Toda esta arquitectura fue entendida precisamente como
experimento. A juicio mío, un museo experimental debía iniciar sus
actividades con un experimento arquitectónico que produjese emociones humanas
dentro de un concepto moderno, y sin caer en un decorativismo vacío y
teatral. El Eco quiere ser expresión de una libre voluntad de creación que,
sin negar los valores aportados por el funcionalismo, pretenda incorporarlos
y someterlos dentro de un concepto espiritual moderno.
Sin duda, desde el punto de vista estrictamente funcional se ha perdido
mucho espacio útil a causa del patio de Museo [...] pero a juicio mío éste
era necesario para hacer culminar la serie de impresiones obtenidas desde la
entrada. Se persiguió causar el efecto de una pequeña plaza cerrada y
misteriosa dominada por la inmensa cruz de hierro que forma la puerta-ventana
del salón principal. Además este patio se destina a exposiciones de escultura
al aire libre. Una de ellas ya se encuentra como parte permanente de la
composición: una serpiente de lámina soldada que puede ser entendida
indistintamente como un objeto arquitectónico o escultórico. Un muro-columna
de gran altura pintado de amarillo completa la composición contrastando con
el blanco, gris y negro usados exclusivamente en todo el resto del edificio.

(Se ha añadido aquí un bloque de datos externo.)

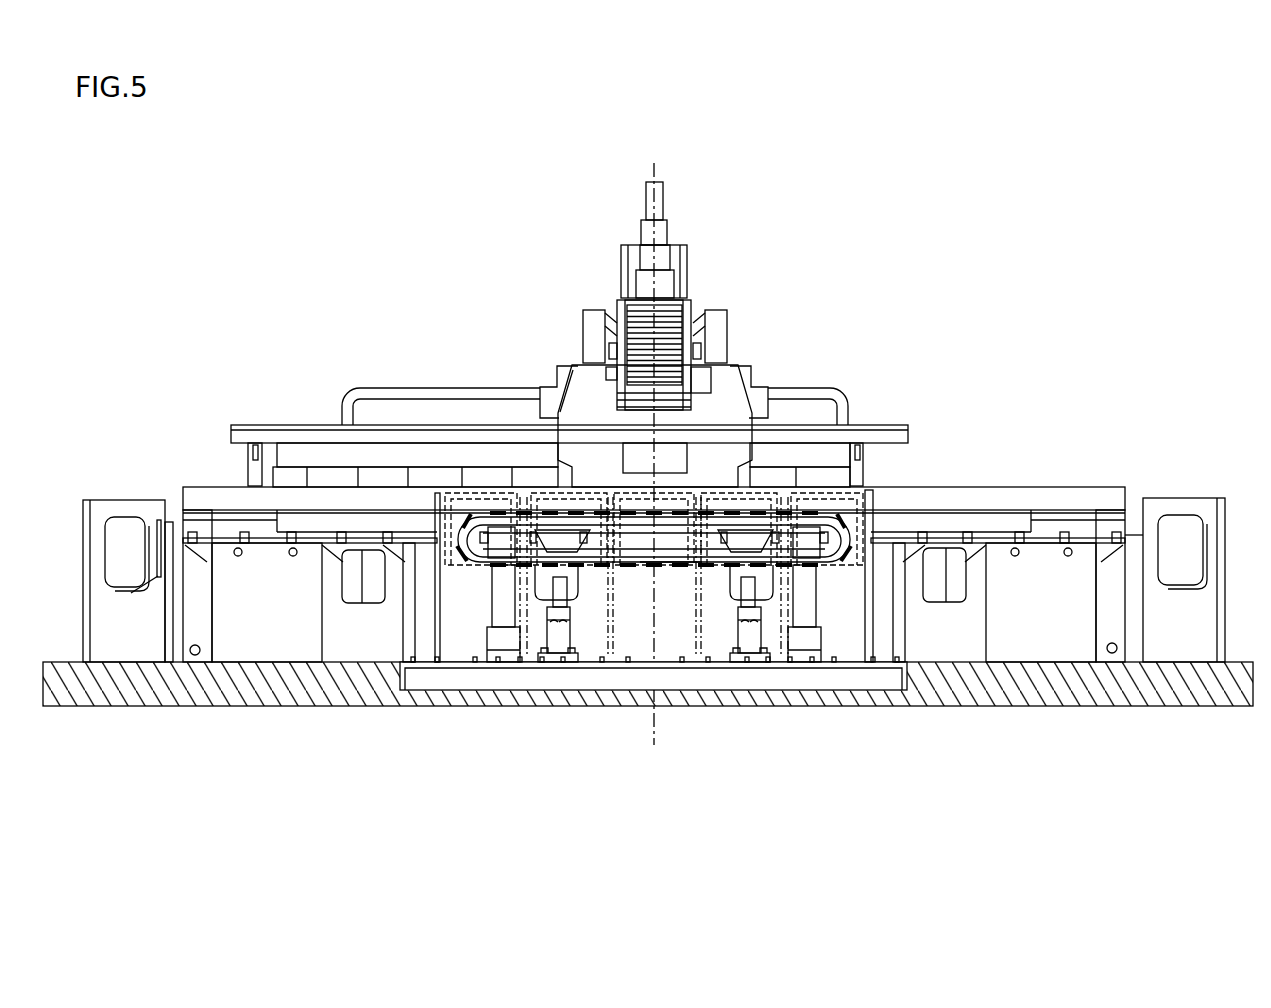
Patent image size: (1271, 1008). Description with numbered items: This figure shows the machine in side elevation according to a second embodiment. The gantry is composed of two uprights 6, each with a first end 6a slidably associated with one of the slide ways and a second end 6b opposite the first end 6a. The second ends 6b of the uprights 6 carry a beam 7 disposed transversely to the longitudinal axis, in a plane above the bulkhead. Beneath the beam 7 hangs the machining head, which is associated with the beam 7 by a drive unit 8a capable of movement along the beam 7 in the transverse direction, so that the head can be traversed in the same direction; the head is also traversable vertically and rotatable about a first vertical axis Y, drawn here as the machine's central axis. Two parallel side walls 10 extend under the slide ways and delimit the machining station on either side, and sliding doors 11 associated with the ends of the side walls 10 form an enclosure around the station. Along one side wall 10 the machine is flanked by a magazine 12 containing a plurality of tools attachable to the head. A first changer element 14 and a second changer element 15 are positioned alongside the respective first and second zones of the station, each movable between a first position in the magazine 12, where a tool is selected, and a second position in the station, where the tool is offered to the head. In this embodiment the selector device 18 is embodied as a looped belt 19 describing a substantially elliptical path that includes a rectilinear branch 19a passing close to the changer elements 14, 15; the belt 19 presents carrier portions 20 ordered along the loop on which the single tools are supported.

The upright 6 is at (745, 388).
The first end 6a is at (695, 463).
The second end 6b is at (715, 343).
The beam 7 is at (637, 330).
The drive unit 8a is at (690, 282).
The side wall 10 is at (255, 617).
The sliding doors 11 is at (122, 500).
The magazine 12 is at (874, 618).
The first changer element 14 is at (547, 612).
The second changer element 15 is at (758, 612).
The selector device 18 is at (485, 565).
The looped belt 19 is at (470, 530).
The rectilinear branch 19a is at (677, 568).
The carrier portions 20 is at (505, 513).
The first vertical axis Y is at (653, 722).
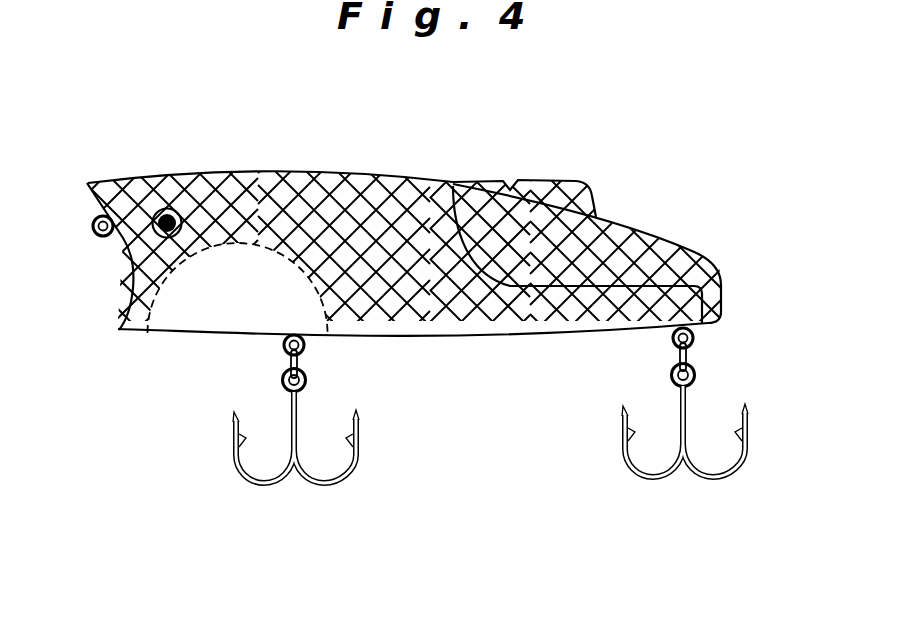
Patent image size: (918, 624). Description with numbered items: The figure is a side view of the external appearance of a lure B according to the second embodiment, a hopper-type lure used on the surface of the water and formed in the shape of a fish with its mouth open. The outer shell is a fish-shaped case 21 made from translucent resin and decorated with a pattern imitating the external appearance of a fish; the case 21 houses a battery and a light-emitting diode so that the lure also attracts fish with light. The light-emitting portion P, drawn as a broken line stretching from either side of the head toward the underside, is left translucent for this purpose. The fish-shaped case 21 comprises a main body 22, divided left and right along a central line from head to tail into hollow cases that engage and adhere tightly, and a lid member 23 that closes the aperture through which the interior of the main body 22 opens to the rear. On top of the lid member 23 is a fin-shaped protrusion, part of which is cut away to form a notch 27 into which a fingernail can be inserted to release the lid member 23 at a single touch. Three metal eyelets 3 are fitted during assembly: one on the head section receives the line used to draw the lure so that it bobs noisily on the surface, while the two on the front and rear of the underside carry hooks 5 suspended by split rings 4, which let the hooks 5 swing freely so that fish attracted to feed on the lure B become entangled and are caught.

The lure B is at (552, 127).
The fish-shaped case 21 is at (363, 175).
The main body 22 is at (222, 176).
The lid member 23 is at (624, 222).
The notch 27 is at (510, 190).
The metal eyelet 3 is at (96, 238).
The split ring 4 is at (290, 363).
The hook 5 is at (292, 427).
The light-emitting portion P is at (183, 323).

En una de las caras de este muro, y frente a una pequeña puerta que da a la
entrada, hice colocar mi Poema plástico, en hierro: una composición
visual de tipografía abstracta que se dirige sólo a la sensibilidad del
espectador.
En todo este experimento, la integración
plástica no fue tomada como un punto del programa sino que se la dejó ocurrir
en forma espontánea. No se trataba de sobreponer pinturas a los muros, como
se suele hacer con los carteles de cine. Se intentó concebir el espacio
arquitectónico como un gran elemento escultórico con valor propio, sin caer
en el romanticismo de Gaudí o en el vacío neoclasicismo alemán, italiano o
ruso.
Notas
1. “En manos bárbaras cayó El Eco”, Excélsior, 7 de septiembre de 1983.
2. Aquí se presenta una edición del artículo de Mauricio Gómez Mayorga, Sobre
la libertad de creación, sobretiro del número 45 de la revista Arquitectura , México, 1954, p. 42.